Lanço mão aos jornais velhos, para não assassinar a memória e levar o estimadíssimo leitor a erros de lembrança sempre tão vulgares.
No Académico jogavam os magníficos Gervásio e Mário Campos, mas já muito devagarinho. E Costa e Vala. E Belo e Gregório Freixo. E ainda entrou esse meu grande amigo de tantas horas, o Vítor Manuel, agora pelos calores de Angola.
Moinhos aproveitou o cheque em branco de Pavic que entregou. Na segunda parte faz mais dois golos e ainda chutou duas bolas nos postes, coisa que lhe poderia ter rendido, se a sorte não fosse madrasta, um dia para nunca mais esquecer. Mas não deixa de ser bela a magia clássica do «hat-trick».
Entraram Vítor Baptista, «o ponta-de-lança da infância sem ternura», como escreveu José Jorge Letria para a voz de Vitorino, e Ibraim, um dos esquecidos das glórias 'encarnadas' que tratarei de lembrar mal a verve me consinta tal empreendimento. Saíram Nené e Jordão. Moinhos ficou, pois claro. A tarde era dele. Gozou-a bem.
Só na jornada 16, em Belém, Moinhos voltaria a marcar: dois golos na vitória por 2-1, com o golo azul a ser de Pietra que não tardaria a vestir de vermelho.
Em 1977, fechado o capítulo Benfica, Moinhos regressou ao Boavista. Três épocas antes de seguir para Espinho onde acabou a carreira.
Fino, quase esquálido, cabeleira longa, meias em baixo, junto dos calcanhares. Era assim Moinhos. Uma figura: repito. Foi campeão pelo Benfica três épocas consecutivas. Quantos se podem orgulhar disso? E com três treinadores diferentes.
Depois foi, como tantos outros, traído pelo coração. Sujeitou-se a um transplante. Teve sucesso. E nós recordamo-lo, como ele merece.
Corria como o vento. Surgia, inesperado, ao encontro conclusivo com a bola. Era de um tempo ainda antes deste tempo amorfo e bisonho. De um tempo em que havia uma alegria nos olhos dos crentes e um futuro que outros haveriam de estragar.
As crianças regressavam às aulas. Aprenderam o quê?
Domingo em Lisboa. Outubro na Luz.
Moinhos correu sobre a relva como uma rajada vermelha..."

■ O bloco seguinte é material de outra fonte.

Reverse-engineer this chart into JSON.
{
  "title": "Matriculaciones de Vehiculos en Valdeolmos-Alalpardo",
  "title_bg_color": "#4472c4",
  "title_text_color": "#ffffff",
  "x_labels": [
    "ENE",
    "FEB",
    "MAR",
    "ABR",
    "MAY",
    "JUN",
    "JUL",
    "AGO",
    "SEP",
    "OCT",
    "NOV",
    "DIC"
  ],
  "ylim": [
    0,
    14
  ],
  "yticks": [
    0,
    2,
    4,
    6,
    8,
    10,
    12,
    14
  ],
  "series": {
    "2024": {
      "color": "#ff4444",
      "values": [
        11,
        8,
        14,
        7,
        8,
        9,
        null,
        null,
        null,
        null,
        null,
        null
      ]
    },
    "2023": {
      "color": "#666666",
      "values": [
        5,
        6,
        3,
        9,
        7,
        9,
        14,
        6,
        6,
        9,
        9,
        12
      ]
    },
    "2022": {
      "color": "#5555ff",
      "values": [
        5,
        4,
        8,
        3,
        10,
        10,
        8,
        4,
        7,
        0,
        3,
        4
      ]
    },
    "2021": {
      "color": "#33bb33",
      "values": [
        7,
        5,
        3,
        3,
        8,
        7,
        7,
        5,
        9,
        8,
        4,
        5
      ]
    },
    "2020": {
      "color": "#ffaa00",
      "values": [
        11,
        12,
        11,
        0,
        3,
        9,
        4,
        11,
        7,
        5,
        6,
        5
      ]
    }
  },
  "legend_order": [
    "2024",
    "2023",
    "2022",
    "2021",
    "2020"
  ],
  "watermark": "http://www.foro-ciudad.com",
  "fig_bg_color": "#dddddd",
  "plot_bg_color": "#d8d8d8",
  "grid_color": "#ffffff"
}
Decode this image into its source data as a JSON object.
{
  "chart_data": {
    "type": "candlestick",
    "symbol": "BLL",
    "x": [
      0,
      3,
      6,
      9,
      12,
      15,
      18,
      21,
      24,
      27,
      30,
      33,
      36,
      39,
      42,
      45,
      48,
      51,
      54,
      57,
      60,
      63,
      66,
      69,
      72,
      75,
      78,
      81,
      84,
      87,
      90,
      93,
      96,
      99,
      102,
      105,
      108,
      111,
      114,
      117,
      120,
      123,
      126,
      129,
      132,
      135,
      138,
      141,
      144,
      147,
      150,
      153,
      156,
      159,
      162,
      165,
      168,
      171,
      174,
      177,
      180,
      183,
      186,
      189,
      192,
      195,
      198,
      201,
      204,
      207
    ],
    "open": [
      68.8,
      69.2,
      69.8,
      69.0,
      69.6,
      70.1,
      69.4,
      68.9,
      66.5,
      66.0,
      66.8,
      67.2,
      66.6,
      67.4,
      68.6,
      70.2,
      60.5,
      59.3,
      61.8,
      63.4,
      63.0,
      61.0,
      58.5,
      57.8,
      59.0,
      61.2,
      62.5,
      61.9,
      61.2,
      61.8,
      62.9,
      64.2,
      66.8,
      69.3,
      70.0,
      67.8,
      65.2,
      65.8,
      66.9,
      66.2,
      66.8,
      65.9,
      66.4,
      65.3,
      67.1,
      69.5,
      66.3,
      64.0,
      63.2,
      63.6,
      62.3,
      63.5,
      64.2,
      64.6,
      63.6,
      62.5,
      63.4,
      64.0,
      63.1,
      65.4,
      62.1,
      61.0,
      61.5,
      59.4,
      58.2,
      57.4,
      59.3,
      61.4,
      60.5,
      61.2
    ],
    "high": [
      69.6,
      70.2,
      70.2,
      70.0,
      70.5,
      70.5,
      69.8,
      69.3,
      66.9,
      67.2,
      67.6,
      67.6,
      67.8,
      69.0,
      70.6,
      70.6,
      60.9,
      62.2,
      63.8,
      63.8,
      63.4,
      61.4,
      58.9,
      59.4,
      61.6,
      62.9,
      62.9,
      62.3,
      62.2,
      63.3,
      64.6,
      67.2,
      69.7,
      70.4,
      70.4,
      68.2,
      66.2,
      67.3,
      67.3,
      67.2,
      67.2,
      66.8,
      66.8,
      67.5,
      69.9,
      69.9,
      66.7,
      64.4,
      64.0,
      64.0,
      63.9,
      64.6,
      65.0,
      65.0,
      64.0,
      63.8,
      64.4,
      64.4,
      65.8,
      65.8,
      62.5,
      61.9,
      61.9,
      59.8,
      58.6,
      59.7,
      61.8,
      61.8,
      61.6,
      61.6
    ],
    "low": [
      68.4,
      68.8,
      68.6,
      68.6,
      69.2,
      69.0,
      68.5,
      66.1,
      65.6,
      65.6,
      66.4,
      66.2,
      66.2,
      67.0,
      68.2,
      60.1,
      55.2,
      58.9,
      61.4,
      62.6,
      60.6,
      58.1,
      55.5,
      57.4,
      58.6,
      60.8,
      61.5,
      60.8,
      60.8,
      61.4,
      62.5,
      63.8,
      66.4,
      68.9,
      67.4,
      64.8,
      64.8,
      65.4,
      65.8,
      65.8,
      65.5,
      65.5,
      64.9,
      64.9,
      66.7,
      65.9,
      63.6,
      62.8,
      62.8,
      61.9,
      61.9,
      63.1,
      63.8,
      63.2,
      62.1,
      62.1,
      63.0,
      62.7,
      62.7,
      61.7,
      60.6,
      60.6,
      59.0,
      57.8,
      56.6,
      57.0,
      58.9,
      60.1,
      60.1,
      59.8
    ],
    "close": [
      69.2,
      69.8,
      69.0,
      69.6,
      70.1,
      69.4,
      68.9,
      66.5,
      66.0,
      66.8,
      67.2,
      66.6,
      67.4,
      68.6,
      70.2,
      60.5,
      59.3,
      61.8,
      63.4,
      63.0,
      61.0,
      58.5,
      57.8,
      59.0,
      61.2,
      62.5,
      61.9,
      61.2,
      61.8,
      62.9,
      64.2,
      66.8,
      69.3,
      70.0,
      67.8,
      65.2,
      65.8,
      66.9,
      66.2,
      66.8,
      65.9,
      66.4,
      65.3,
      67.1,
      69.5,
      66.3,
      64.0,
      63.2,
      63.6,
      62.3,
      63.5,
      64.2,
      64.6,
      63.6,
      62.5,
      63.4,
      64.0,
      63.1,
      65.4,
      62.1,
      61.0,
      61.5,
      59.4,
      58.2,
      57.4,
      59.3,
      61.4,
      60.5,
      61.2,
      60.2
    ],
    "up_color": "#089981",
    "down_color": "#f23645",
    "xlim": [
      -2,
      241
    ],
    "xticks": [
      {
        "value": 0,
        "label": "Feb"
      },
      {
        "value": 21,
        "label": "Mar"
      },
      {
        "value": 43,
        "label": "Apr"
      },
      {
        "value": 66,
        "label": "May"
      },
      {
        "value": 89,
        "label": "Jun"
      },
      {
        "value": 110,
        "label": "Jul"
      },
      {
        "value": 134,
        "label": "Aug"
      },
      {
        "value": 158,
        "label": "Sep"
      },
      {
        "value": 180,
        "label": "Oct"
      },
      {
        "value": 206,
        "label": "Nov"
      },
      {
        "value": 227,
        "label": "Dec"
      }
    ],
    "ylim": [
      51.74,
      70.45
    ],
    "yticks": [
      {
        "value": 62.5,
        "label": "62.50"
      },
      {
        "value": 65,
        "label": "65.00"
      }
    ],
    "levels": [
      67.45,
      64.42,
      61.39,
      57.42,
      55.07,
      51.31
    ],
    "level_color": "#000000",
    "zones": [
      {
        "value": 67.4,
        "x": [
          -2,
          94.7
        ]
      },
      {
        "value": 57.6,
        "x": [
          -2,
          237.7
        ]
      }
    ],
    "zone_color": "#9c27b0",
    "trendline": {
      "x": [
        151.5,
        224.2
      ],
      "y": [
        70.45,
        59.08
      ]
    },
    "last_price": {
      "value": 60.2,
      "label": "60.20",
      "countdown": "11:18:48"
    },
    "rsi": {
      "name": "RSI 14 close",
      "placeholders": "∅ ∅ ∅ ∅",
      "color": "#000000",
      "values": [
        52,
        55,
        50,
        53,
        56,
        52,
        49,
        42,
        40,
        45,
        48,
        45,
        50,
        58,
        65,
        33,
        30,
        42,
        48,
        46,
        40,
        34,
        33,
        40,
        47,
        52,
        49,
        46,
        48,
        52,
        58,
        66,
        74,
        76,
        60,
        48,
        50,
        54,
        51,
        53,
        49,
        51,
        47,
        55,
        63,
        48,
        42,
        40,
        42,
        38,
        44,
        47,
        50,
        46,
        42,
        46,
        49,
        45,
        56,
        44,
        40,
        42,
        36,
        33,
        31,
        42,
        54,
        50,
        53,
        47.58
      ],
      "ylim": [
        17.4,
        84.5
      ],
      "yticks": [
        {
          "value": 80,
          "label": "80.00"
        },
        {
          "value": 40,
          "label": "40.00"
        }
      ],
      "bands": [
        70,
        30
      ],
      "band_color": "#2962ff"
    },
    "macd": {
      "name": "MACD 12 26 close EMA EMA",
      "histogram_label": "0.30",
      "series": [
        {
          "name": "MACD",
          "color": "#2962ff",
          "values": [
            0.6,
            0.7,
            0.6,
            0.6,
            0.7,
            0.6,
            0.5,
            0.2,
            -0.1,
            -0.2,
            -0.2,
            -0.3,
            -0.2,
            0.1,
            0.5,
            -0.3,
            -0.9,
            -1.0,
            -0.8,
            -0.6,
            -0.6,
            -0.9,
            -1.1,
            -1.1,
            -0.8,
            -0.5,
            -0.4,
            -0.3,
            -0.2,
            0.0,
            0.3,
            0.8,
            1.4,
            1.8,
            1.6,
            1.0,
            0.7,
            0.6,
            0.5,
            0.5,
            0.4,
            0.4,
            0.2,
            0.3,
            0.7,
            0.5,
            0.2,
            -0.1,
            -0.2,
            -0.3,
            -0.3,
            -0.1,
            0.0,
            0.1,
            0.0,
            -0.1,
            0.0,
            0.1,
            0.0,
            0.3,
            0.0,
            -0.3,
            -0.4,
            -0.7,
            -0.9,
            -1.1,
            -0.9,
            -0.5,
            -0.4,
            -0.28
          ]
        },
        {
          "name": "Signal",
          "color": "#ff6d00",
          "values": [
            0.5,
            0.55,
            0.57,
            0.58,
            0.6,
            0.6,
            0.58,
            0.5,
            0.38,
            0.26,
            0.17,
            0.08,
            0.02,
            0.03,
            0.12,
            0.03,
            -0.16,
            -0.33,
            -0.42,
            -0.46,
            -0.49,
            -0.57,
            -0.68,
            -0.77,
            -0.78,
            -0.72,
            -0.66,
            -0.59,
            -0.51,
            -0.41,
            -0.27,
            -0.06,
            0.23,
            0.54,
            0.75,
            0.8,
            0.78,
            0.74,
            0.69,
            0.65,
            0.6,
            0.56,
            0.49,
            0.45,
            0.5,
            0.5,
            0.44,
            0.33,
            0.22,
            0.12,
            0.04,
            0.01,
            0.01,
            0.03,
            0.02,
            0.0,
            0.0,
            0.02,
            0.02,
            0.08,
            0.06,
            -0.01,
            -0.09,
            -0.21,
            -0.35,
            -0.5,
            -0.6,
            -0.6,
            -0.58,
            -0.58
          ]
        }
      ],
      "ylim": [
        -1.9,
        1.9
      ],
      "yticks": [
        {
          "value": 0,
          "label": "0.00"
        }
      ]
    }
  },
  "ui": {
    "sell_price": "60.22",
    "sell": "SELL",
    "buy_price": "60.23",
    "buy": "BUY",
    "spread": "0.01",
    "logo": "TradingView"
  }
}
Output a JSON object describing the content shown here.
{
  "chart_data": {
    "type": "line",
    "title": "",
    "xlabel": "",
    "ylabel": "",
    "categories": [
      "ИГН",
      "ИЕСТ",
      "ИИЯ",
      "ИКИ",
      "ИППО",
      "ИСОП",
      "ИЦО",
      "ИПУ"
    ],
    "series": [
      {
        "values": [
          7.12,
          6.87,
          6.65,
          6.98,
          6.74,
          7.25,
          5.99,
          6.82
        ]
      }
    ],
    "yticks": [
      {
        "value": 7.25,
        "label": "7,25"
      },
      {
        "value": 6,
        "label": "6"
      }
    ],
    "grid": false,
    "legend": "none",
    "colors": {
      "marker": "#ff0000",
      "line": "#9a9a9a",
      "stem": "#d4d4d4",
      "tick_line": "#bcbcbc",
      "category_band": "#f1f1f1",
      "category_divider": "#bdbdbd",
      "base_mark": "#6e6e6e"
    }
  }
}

Afonso de Melo, in O Benfica

Um baú, muitas terras...

"Desde 1904, o Sport Lisboa e Benfica já teve oito campos. Sete deles encontram-se guardados no Museu.

Ao longo da sua história, o Benfica possuiu diversos campos. A 5 de Outubro de 1941, uma iniciativa única guardou para a posteridade, '(...) um punhado de terra (...)' de cada um. Integrada nos festejos inaugurais do novo campo de jogos, situado no Campo 28 de Maio (nome que o Campo Grande tinha à data, e que manteve até 1948), uma prova de estafeta fez '(...) uma ronda emocionante através de locais onde a colectividade registou períodos áureos, marcando etapas notáveis na sua vida (...)'. O objectivo? Recolher um pouco de terra de cada um dos campos.
A partida início às treze horas e cinquenta e cinco minutos no campo das Terras do Desembargador, em Belém, passou pelo campo da Feiteira e pelo campo da Quinta de Marrocos, ambos em Benfica, pelo campo de Sete Rios, pelo campo das Amoreiras e terminou no novo campo.
Cada 'pedaço de campo' foi recolhido com a ajuda de uma pequena salva de prata e colocado dentro de um pequeno baú de madeira com aplicações em prata, da autoria do ourives Álvaro Ferreira de Oliveira, que os corredores transportaram ao longo do percurso.
O trajecto foi realizado por dez atletas benfiquistas que, de mão em mão, com o auxílio de um cesto metálico, fizeram percorrer pela capital o simbólico testemunho. Pires de Almeida, o atleta mais jovem do Clube, iniciou-o. Seguiram-se-lhe Amadeu Bispo, Tiago Ribeiro, Agostinho Brito, Hermínio Faria, Simões Santos, Manuel Maria, Jaime Miranda e João Miguel.
Após percorrer todos 'os ninhos da águia' entre 1904, o baú entrou no novo campo pelas mãos de Manuel Dias, o mais antigo e consagrado corredor do Clube. 'O público vibrava (...) A ovação não findava (...)'.
Cerca de sessenta anos depois, o precioso baú foi novamente aberto, desta vez para receber a terra do Estádio do Sport Lisboa e Benfica, construído em 1954 e demolido em 2003 para dar lugar ao actual.
No Museu Benfica - Cosme Damião, na área 17. Chão sagrado, encontra-se exposto o símbolo dessa odisseia."